Sunday, May 24, 2009

Giving up with Ubuntu for now - looking at OpenSuse

I need to upgrade my Linux computers.

Linuxers may explain you that Linux solves install dependencies issues - dll hell. Unfortunately that's wrong. One day, you will find the need to install software requiring something requiring a more recent kernel. Is it possible to get around it? May be, may be not. For the common Linux user (I don't want to recompile others stuff) the only path is to upgrade the entire OS and rebuild you complete stuff.

I did a try with Ubuntu desktop. Nice install and a good looking desktop with easy config. Synaptic package manager is great. The shell apt-get is great to install software in a matter of minute. I found it promising...

However I decided to go for OpenSuse. Why? Simply said, the separation between so called Desktop / Server is pure marketing vision - at least in the Linux world. What if you have a desktop and want to organize your mind with a wiki? What if you are a Web developper.What if you want a database etc Well it is all server stuff. So this separation is artificial and unworkable.

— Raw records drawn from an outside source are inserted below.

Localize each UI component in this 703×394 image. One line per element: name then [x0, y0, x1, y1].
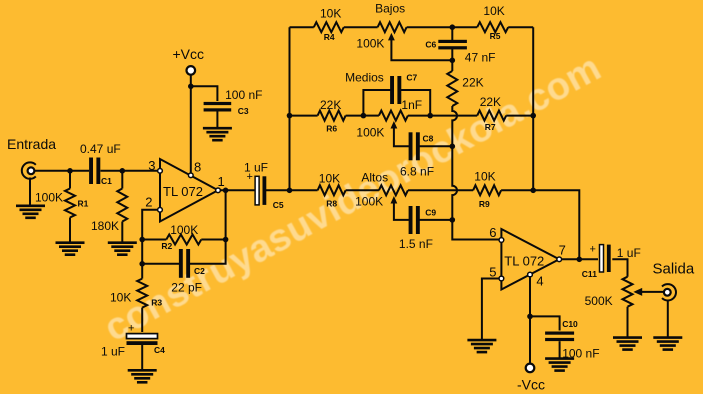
wire C7 node to pot	[363, 115, 379, 117]
svg-text:C4: C4	[154, 345, 165, 355]
wire R8 to pot	[346, 189, 379, 191]
svg-text:100 nF: 100 nF	[225, 88, 262, 102]
wire C8 right	[420, 145, 453, 147]
wire Vee junction to C10	[530, 316, 560, 330]
pin 4 label	[536, 273, 543, 288]
wire left bus vertical	[289, 27, 291, 190]
node C9 junction	[450, 217, 456, 223]
node feedback right junction	[223, 237, 229, 243]
wire output jack to ground	[667, 301, 669, 338]
resistor R9 10K	[473, 170, 501, 209]
wire right bus vertical	[532, 27, 534, 190]
svg-text:1: 1	[218, 174, 225, 189]
svg-text:TL 072: TL 072	[504, 253, 544, 268]
svg-text:10K: 10K	[474, 170, 495, 184]
svg-text:R6: R6	[326, 124, 337, 134]
node output2 junction	[577, 257, 583, 263]
wire C3 to ground	[216, 112, 218, 129]
pin 2 label	[145, 195, 152, 210]
wire input jack to ground	[29, 178, 31, 206]
node Vee junction	[527, 314, 533, 320]
resistor R8 10K	[318, 172, 346, 209]
svg-text:5: 5	[489, 265, 496, 280]
potentiometer Medios 100K	[356, 111, 409, 147]
wire R6 to C7 node	[346, 115, 364, 117]
svg-text:C8: C8	[423, 133, 434, 143]
node C7 left junction	[361, 113, 367, 119]
wire C2 left	[142, 263, 179, 265]
wire pin 4 down	[529, 276, 531, 316]
svg-text:Medios: Medios	[345, 71, 384, 85]
wire pot to C6 node	[407, 26, 453, 28]
resistor R5 10K	[477, 4, 508, 41]
resistor R7 22K	[477, 95, 506, 132]
svg-text:R4: R4	[324, 32, 335, 42]
svg-text:100K: 100K	[356, 37, 384, 51]
pin 4 circle	[528, 272, 533, 277]
svg-text:6: 6	[489, 225, 496, 240]
pin 5 circle	[499, 276, 504, 281]
wire medios row left	[290, 115, 318, 117]
node feedback left junction	[139, 237, 145, 243]
ground pin 5	[467, 340, 496, 352]
svg-text:7: 7	[559, 243, 566, 258]
svg-text:R7: R7	[485, 122, 496, 132]
wire right bus to output	[533, 190, 579, 259]
pin 6 circle	[499, 238, 504, 243]
svg-text:4: 4	[536, 273, 543, 288]
wire +Vcc to pin 8	[190, 75, 192, 176]
node B junction	[120, 168, 126, 174]
op-amp U1 TL 072	[160, 159, 218, 222]
potentiometer 500K	[585, 277, 664, 308]
wire Vcc junction to C3	[191, 86, 218, 101]
svg-text:100K: 100K	[356, 126, 384, 140]
svg-text:TL 072: TL 072	[163, 184, 203, 199]
svg-text:Salida: Salida	[653, 261, 695, 278]
svg-text:C9: C9	[425, 207, 436, 217]
pin 3 label	[148, 158, 155, 173]
node A junction	[67, 168, 73, 174]
resistor R4 10K	[314, 7, 344, 43]
node Entrada input jack J1	[7, 136, 56, 179]
pin 3 circle	[158, 168, 163, 173]
svg-text:C7: C7	[406, 72, 417, 82]
svg-text:Bajos: Bajos	[375, 2, 405, 16]
svg-text:10K: 10K	[110, 291, 131, 305]
wire R9 to right bus	[501, 189, 533, 191]
svg-text:10K: 10K	[319, 172, 340, 186]
wire R7 to right bus	[506, 115, 533, 117]
capacitor C6 47 nF	[425, 40, 495, 65]
svg-text:R2: R2	[161, 241, 172, 251]
svg-text:1 uF: 1 uF	[244, 161, 268, 175]
capacitor C8 6.8 nF	[400, 132, 434, 178]
pin 1 label	[218, 174, 225, 189]
svg-text:R1: R1	[78, 199, 89, 209]
capacitor C1 0.47 uF	[80, 142, 121, 186]
capacitor C10 100 nF	[545, 319, 599, 360]
wire pin 2 to feedback bus	[142, 210, 158, 240]
capacitor C5 1 uF electrolytic	[244, 161, 284, 211]
wire C7 branch right	[401, 90, 430, 116]
wire C7 branch left	[363, 90, 390, 116]
capacitor C2 22 pF	[171, 249, 205, 295]
svg-text:180K: 180K	[91, 219, 119, 233]
wire C10 to ground	[559, 341, 561, 358]
svg-text:+: +	[128, 323, 134, 335]
potentiometer Altos 100K	[355, 171, 409, 220]
capacitor C3 100 nF	[204, 88, 263, 116]
svg-text:1 uF: 1 uF	[617, 246, 641, 260]
svg-text:C1: C1	[101, 176, 112, 186]
svg-text:22K: 22K	[480, 95, 501, 109]
wire C5 to left bus	[266, 189, 291, 191]
wire C9 right	[420, 219, 453, 221]
svg-text:R3: R3	[151, 297, 162, 307]
svg-text:100K: 100K	[170, 223, 198, 237]
wire C6 bottom	[451, 49, 453, 62]
svg-text:10K: 10K	[483, 4, 504, 18]
node Vcc junction	[188, 84, 194, 90]
pin 2 circle	[158, 207, 163, 212]
svg-text:C11: C11	[582, 269, 597, 279]
ground 500K pot	[613, 338, 642, 350]
wire C2 right	[190, 240, 226, 264]
wire pin 7 to output node	[562, 258, 581, 260]
svg-text:R8: R8	[326, 198, 337, 208]
node C6 top junction	[450, 24, 456, 30]
node output1 junction	[223, 188, 229, 194]
wire R5 to right bus	[508, 26, 533, 28]
ground R1	[56, 243, 85, 255]
pin 1 circle	[216, 188, 221, 193]
node Salida output jack J2	[653, 261, 695, 301]
pin 8 label	[194, 160, 201, 175]
svg-text:+: +	[590, 244, 596, 256]
wire altos row right	[408, 189, 473, 191]
wire node B to op-amp pin 3	[122, 170, 158, 172]
pin 7 label	[559, 243, 566, 258]
svg-text:1.5 nF: 1.5 nF	[399, 237, 433, 251]
svg-text:C3: C3	[238, 106, 249, 116]
svg-text:100K: 100K	[35, 191, 63, 205]
node right bus medios junction	[530, 113, 536, 119]
ground C3	[203, 128, 232, 140]
svg-text:10K: 10K	[320, 7, 341, 21]
svg-text:R5: R5	[490, 31, 501, 41]
ground input jack	[16, 206, 45, 218]
wire C11 to pot	[612, 259, 627, 276]
svg-text:22K: 22K	[320, 98, 341, 112]
op-amp U2 TL 072	[501, 229, 559, 290]
svg-text:Entrada: Entrada	[7, 136, 56, 152]
node C6 bottom junction	[450, 58, 456, 64]
wire output1 down to feedback	[225, 190, 227, 239]
wire C4 to ground	[141, 345, 143, 371]
svg-text:2: 2	[145, 195, 152, 210]
wire 22K hop over medios and altos rows	[452, 106, 499, 240]
wire altos row left	[290, 189, 318, 191]
resistor R1 100K	[35, 171, 89, 243]
node C8 junction	[450, 144, 456, 150]
resistor R2 100K	[142, 223, 225, 251]
node left bus bottom junction	[287, 188, 293, 194]
wire C6 top	[451, 27, 453, 41]
resistor R2b 180K	[91, 171, 127, 243]
svg-text:R9: R9	[479, 199, 490, 209]
power terminal +Vcc	[173, 46, 205, 75]
svg-text:8: 8	[194, 160, 201, 175]
svg-text:C6: C6	[425, 40, 436, 50]
capacitor C9 1.5 nF	[399, 206, 436, 251]
wire R4 to pot	[344, 26, 378, 28]
svg-text:C5: C5	[273, 200, 284, 210]
wire Vee to terminal	[529, 316, 531, 363]
svg-text:47 nF: 47 nF	[465, 50, 496, 64]
node C2 left junction	[139, 261, 145, 267]
pin 5 label	[489, 265, 496, 280]
wire output node to C11	[579, 258, 598, 260]
svg-text:22 pF: 22 pF	[171, 281, 202, 295]
wire medios row right	[408, 115, 477, 117]
wire pin 5 to ground	[482, 279, 499, 341]
wire node A to C1	[70, 170, 89, 172]
wire bajos row right	[452, 26, 477, 28]
capacitor C11 1 uF electrolytic	[582, 244, 641, 280]
node right bus altos junction	[530, 188, 536, 194]
pin 7 circle	[557, 257, 562, 262]
svg-text:Altos: Altos	[361, 171, 388, 185]
wire pot to ground	[627, 307, 629, 338]
svg-text:+Vcc: +Vcc	[173, 46, 205, 62]
svg-text:1 uF: 1 uF	[101, 344, 125, 358]
wire bajos row left	[290, 26, 314, 28]
svg-text:22K: 22K	[462, 75, 483, 89]
wire input jack to node A	[34, 170, 70, 172]
svg-text:6.8 nF: 6.8 nF	[400, 164, 434, 178]
wire C1 to node B	[101, 170, 123, 172]
node left bus medios junction	[287, 113, 293, 119]
svg-text:1nF: 1nF	[401, 98, 422, 112]
power terminal -Vcc	[517, 364, 545, 393]
ground 180K	[108, 243, 137, 255]
svg-text:0.47 uF: 0.47 uF	[80, 142, 121, 156]
resistor R6 22K	[318, 98, 346, 134]
ground C4	[128, 370, 157, 382]
wire pin 1 to C5	[221, 189, 257, 191]
pin 8 circle	[188, 173, 193, 178]
svg-text:100K: 100K	[355, 194, 383, 208]
ground output jack	[653, 338, 682, 350]
pin 6 label	[489, 225, 496, 240]
resistor R22K vertical 22K	[447, 60, 483, 106]
node C7 right junction	[427, 113, 433, 119]
svg-text:C2: C2	[194, 266, 205, 276]
resistor R3 10K	[110, 264, 162, 332]
svg-text:C10: C10	[562, 319, 578, 329]
wire feedback bus down left	[141, 240, 143, 264]
capacitor C4 1 uF electrolytic	[101, 323, 165, 359]
capacitor C7 1nF	[345, 71, 422, 112]
ground C10	[545, 359, 574, 371]
svg-text:500K: 500K	[585, 294, 613, 308]
svg-text:-Vcc: -Vcc	[517, 376, 545, 392]
svg-text:3: 3	[148, 158, 155, 173]
potentiometer Bajos 100K	[356, 2, 452, 61]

Ubuntu server exists but unfortunately they haven't done for server the great work they did for Desktop - I mean a good administration front-end. So every piece of software will require you to dig in to file based condigs without help.

So I started to regret Suse (I used Suse 9.2 and Sles 10.x) and Yast (equivalent to Windows control panel) which does an honorable job at configuring everything on your system.

It almost worked fine... Install is friendly as Ubuntu and the desktop is the same - I took Gnome as it seems to be defacto standard (in the past I preferred KDE but since their version 4 big bang they are loosing support I think).

Performance is not that great. Bloating is not only a MS Windows problem. Moving from Suse 9.x to 11.x seems to be the same performance loss as you move from XP to Vista...

Well it worked fine... until I tried to install extra packages - Python libs. Since then (is it related ? It is still strange to me, but it is the only thing I did with it...) I cannot mount my NFS share with my fresh desktop anymore (it worked, yes it worked for almost a day and now, it is gone). Mysterious ! And I don't see what's wrong with this NFS share.

Why do I need Python? Well, it will be for a coming article.